La réglementation bafouée
Face à l’invasion des nanos, les pouvoirs publics ne sont pas restés (totalement) immobiles. Principe de précaution oblige, la réglementation européenne demande aux industriels de préciser la présence de nanos dans l’étiquette des produits et en France, à se faire enregistrer auprès d’un registre R-Nano. En théorie.
Car la petite enquête d’Avicenn montre combien les nanos passent sous les radars. D’abord parce que tous les produits qui contiennent des nanos ne sont pas forcément soumis une obligation d’affichage. Deuxio, parce que, faute de contrôles et de sanctions, cette obligation d’affichage est loin d’être respectée. “La grande majorité des produits testés couverts par l’obligation d’étiquetage européenne ne sont pas étiquetés [nano]”, déplore l’association. Enfin, tertio, l’association a aussi découvert des nanos qui ne devraient pas être là: “des nanos sont communément utilisés alors qu’ils ne sont pas autorisés”. “Notre enquête révèle qu’hormis dans la catégorie des crèmes solaires et quelques rares cosmétiques, l’étiquetage [nano] est quasiment invisible dans les supermarchés…. alors que les nanos sont bel et bien, sinon omniprésents, en tout cas bien plus répandus qu’on ne l’imaginait.”
Les marques mises en cause ont été contactées, et Avicenn rapporte des réactions pour le moins contrastées. “Certaines marques ont contesté les résultats d’analyse, usant d’arguments parfois infondés scientifiquement ou juridiquement.
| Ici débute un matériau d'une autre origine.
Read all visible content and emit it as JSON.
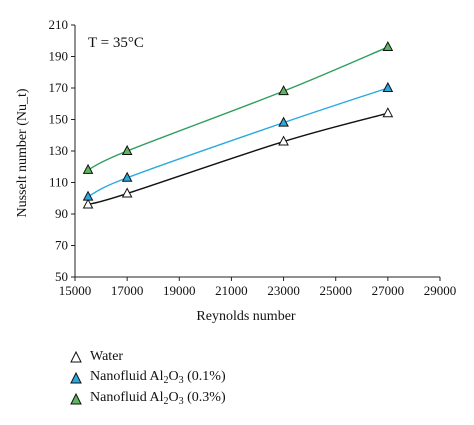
{
  "chart_data": {
    "type": "line",
    "annotation": "T = 35°C",
    "xlabel": "Reynolds number",
    "ylabel": "Nusselt number (Nu_t)",
    "xlim": [
      15000,
      29000
    ],
    "ylim": [
      50,
      210
    ],
    "xticks": [
      15000,
      17000,
      19000,
      21000,
      23000,
      25000,
      27000,
      29000
    ],
    "yticks": [
      50,
      70,
      90,
      110,
      130,
      150,
      170,
      190,
      210
    ],
    "x": [
      15500,
      17000,
      23000,
      27000
    ],
    "series": [
      {
        "name": "Water",
        "color": "#111111",
        "marker_fill": "#ffffff",
        "values": [
          96,
          103,
          136,
          154
        ]
      },
      {
        "name": "Nanofluid Al2O3 (0.1%)",
        "color": "#29a9df",
        "marker_fill": "#29a9df",
        "values": [
          101,
          113,
          148,
          170
        ]
      },
      {
        "name": "Nanofluid Al2O3 (0.3%)",
        "color": "#2e9e5e",
        "marker_fill": "#5cb85c",
        "values": [
          118,
          130,
          168,
          196
        ]
      }
    ],
    "legend_position": "bottom-left",
    "grid": false
  },
  "legend": {
    "water": "Water",
    "nf_prefix": "Nanofluid Al",
    "sub_2": "2",
    "mid_o": "O",
    "sub_3": "3",
    "pct1": " (0.1%)",
    "pct3": " (0.3%)"
  }
}
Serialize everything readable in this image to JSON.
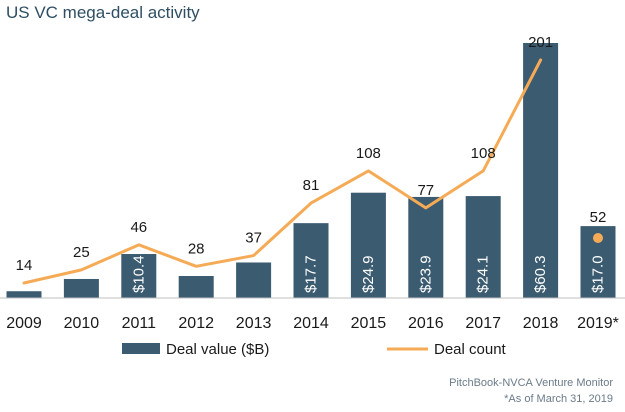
{
  "chart_data": {
    "type": "bar",
    "title": "US VC mega-deal activity",
    "categories": [
      "2009",
      "2010",
      "2011",
      "2012",
      "2013",
      "2014",
      "2015",
      "2016",
      "2017",
      "2018",
      "2019*"
    ],
    "series": [
      {
        "name": "Deal value ($B)",
        "type": "bar",
        "values": [
          1.6,
          4.5,
          10.4,
          5.2,
          8.4,
          17.7,
          24.9,
          23.9,
          24.1,
          60.3,
          17.0
        ],
        "labels": [
          "",
          "",
          "$10.4",
          "",
          "",
          "$17.7",
          "$24.9",
          "$23.9",
          "$24.1",
          "$60.3",
          "$17.0"
        ]
      },
      {
        "name": "Deal count",
        "type": "line",
        "values": [
          14,
          25,
          46,
          28,
          37,
          81,
          108,
          77,
          108,
          201,
          52
        ],
        "labels": [
          "14",
          "25",
          "46",
          "28",
          "37",
          "81",
          "108",
          "77",
          "108",
          "201",
          "52"
        ],
        "last_point_separate_marker": true
      }
    ],
    "bar_color": "#3b5b70",
    "line_color": "#f5ab56",
    "text_color": "#1a1a1a",
    "grid": false,
    "legend_position": "bottom"
  },
  "source": {
    "line1": "PitchBook-NVCA Venture Monitor",
    "line2": "*As of March 31, 2019"
  }
}
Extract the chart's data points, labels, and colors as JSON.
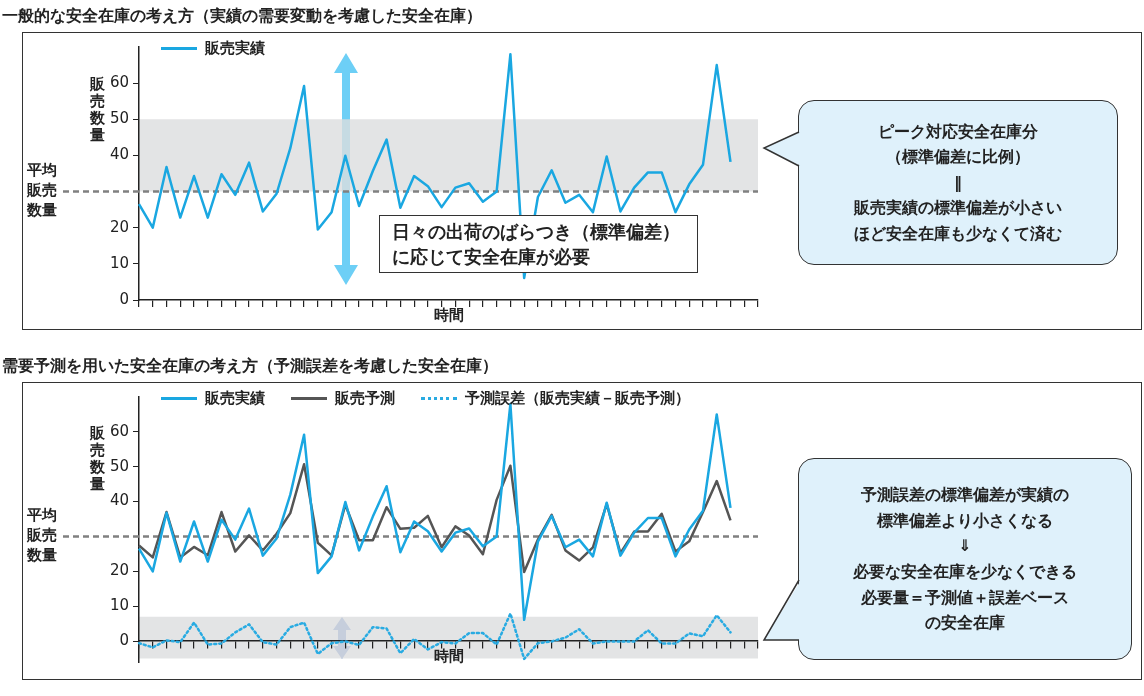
{
  "chart_data": [
    {
      "type": "line",
      "title": "一般的な安全在庫の考え方（実績の需要変動を考慮した安全在庫）",
      "xlabel": "時間",
      "ylabel": "販売数量",
      "categories": [
        null,
        null,
        null,
        null,
        null,
        null,
        null,
        null,
        null,
        null,
        null,
        null,
        null,
        null,
        null,
        null,
        null,
        null,
        null,
        null,
        null,
        null,
        null,
        null,
        null,
        null,
        null,
        null,
        null,
        null,
        null,
        null,
        null,
        null,
        null,
        null,
        null,
        null,
        null,
        null,
        null,
        null,
        null,
        null,
        null,
        null
      ],
      "series": [
        {
          "name": "販売実績",
          "color": "#1aa7e1",
          "values": [
            26.5,
            20,
            36.8,
            22.8,
            34.3,
            22.8,
            34.8,
            29.1,
            38,
            24.5,
            29.4,
            42,
            59.2,
            19.5,
            24.3,
            39.9,
            26,
            35.7,
            44.4,
            25.5,
            34.3,
            31.5,
            25.7,
            31.1,
            32.3,
            27.2,
            30,
            68,
            6.1,
            28.5,
            35.9,
            26.9,
            29.1,
            24.3,
            39.7,
            24.5,
            31.1,
            35.3,
            35.3,
            24.3,
            32,
            37.4,
            65,
            38.2,
            null,
            null
          ]
        }
      ],
      "ylim": [
        0,
        70
      ],
      "yticks": [
        0,
        10,
        20,
        {
          "value": 30,
          "label": null
        },
        40,
        50,
        60
      ],
      "tick_labels": "y",
      "legend": "top left",
      "bands": [
        {
          "axis": "y",
          "from": 30,
          "to": 50,
          "color": "#dcdddf"
        }
      ],
      "ref_lines": [
        {
          "axis": "y",
          "value": 30,
          "label": "平均販売数量",
          "color": "#808080",
          "line_style": "dashed"
        }
      ],
      "annotations": [
        "日々の出荷のばらつき（標準偏差）に応じて安全在庫が必要",
        "ピーク対応安全在庫分",
        "（標準偏差に比例）",
        "‖",
        "販売実績の標準偏差が小さい",
        "ほど安全在庫も少なくて済む"
      ]
    },
    {
      "type": "line",
      "title": "需要予測を用いた安全在庫の考え方（予測誤差を考慮した安全在庫）",
      "xlabel": "時間",
      "ylabel": "販売数量",
      "categories": [
        null,
        null,
        null,
        null,
        null,
        null,
        null,
        null,
        null,
        null,
        null,
        null,
        null,
        null,
        null,
        null,
        null,
        null,
        null,
        null,
        null,
        null,
        null,
        null,
        null,
        null,
        null,
        null,
        null,
        null,
        null,
        null,
        null,
        null,
        null,
        null,
        null,
        null,
        null,
        null,
        null,
        null,
        null,
        null,
        null,
        null
      ],
      "series": [
        {
          "name": "販売実績",
          "color": "#1aa7e1",
          "values": [
            26.5,
            20,
            36.8,
            22.8,
            34.3,
            22.8,
            34.8,
            29.1,
            38,
            24.5,
            29.4,
            42,
            59.2,
            19.5,
            24.3,
            39.9,
            26,
            35.7,
            44.4,
            25.5,
            34.3,
            31.5,
            25.7,
            31.1,
            32.3,
            27.2,
            30,
            68,
            6.1,
            28.5,
            35.9,
            26.9,
            29.1,
            24.3,
            39.7,
            24.5,
            31.1,
            35.3,
            35.3,
            24.3,
            32,
            37.4,
            65,
            38.2,
            null,
            null
          ]
        },
        {
          "name": "販売予測",
          "color": "#555555",
          "values": [
            27.4,
            24,
            37,
            24,
            27,
            24.6,
            37,
            25.7,
            30.3,
            26,
            30.8,
            36.7,
            50.7,
            28.2,
            24.6,
            39.1,
            28.9,
            28.9,
            38.4,
            32.2,
            32.5,
            35.9,
            26.9,
            32.9,
            30.3,
            24.9,
            40.5,
            50.3,
            19.8,
            29.1,
            36.2,
            26,
            23.1,
            26.9,
            39.3,
            25.2,
            31.4,
            31.4,
            36.5,
            25.7,
            28.6,
            37,
            45.9,
            34.6,
            null,
            null
          ]
        },
        {
          "name": "予測誤差（販売実績－販売予測）",
          "color": "#29abe2",
          "line_style": "dotted",
          "values": [
            -0.6,
            -1.8,
            0.2,
            -0.3,
            5.3,
            -1,
            -0.7,
            2.5,
            4.8,
            -0.3,
            -1,
            4,
            5.3,
            -3.7,
            -0.6,
            -0.1,
            -1.1,
            4,
            3.6,
            -3.5,
            0.6,
            -2.4,
            -0.3,
            -0.7,
            2.3,
            2.3,
            -1,
            7.9,
            -5.1,
            -0.6,
            -0.1,
            1,
            3.4,
            -0.7,
            -0.1,
            -0.1,
            -0.1,
            3.1,
            -0.7,
            -0.7,
            2.2,
            1.4,
            7.4,
            2.5,
            null,
            null
          ]
        }
      ],
      "ylim": [
        -6,
        70
      ],
      "yticks": [
        0,
        10,
        20,
        {
          "value": 30,
          "label": null
        },
        40,
        50,
        60
      ],
      "tick_labels": "y",
      "legend": "top left",
      "bands": [
        {
          "axis": "y",
          "from": -5,
          "to": 7,
          "color": "#dcdddf"
        }
      ],
      "ref_lines": [
        {
          "axis": "y",
          "value": 30,
          "label": "平均販売数量",
          "color": "#808080",
          "line_style": "dashed"
        }
      ],
      "annotations": [
        "予測誤差の標準偏差が実績の",
        "標準偏差より小さくなる",
        "⇓",
        "必要な安全在庫を少なくできる",
        "必要量＝予測値＋誤差ベース",
        "の安全在庫"
      ]
    }
  ]
}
A l’inverse, plusieurs marques semblent plus soucieuses de la présence de nanos dans leurs produits et ont indiqué avoir lancé des enquêtes en interne et auprès de leurs fournisseurs -parmi elles, Aoste et Nana notamment ont initié une démarche volontaire de retrait des nanos de leurs gammes et se sont ainsi engagées à proposer bientôt des produits sans nanos!”
Mais pour quelques marques qui décident de se passer de nanos, combien d’autres risquent d’inonder notre quotidien. Car la réglementation européenne évolue, et pas toujours dans le sens voulu par des associations comme Avicenn. “Leur nombre pourrait s’accroître avec la révision récente de la définition du terme “nanomatériau” et la révision de REACH (réglement européen pour l’enregistrement, l’évaluation et l’autorisation des substances chimiques, ndlr) et, à plus court terme, des réglements européens encadrant les cosmétiques et les “nouveaux aliments”.” Une bataille est aujourd’hui engagée entre industriels et les associations qui n’est pas sans rappeler celle menée au siècle dernier pour interdire l’amiante. Comme si on n’avait tiré aucune leçon du passé.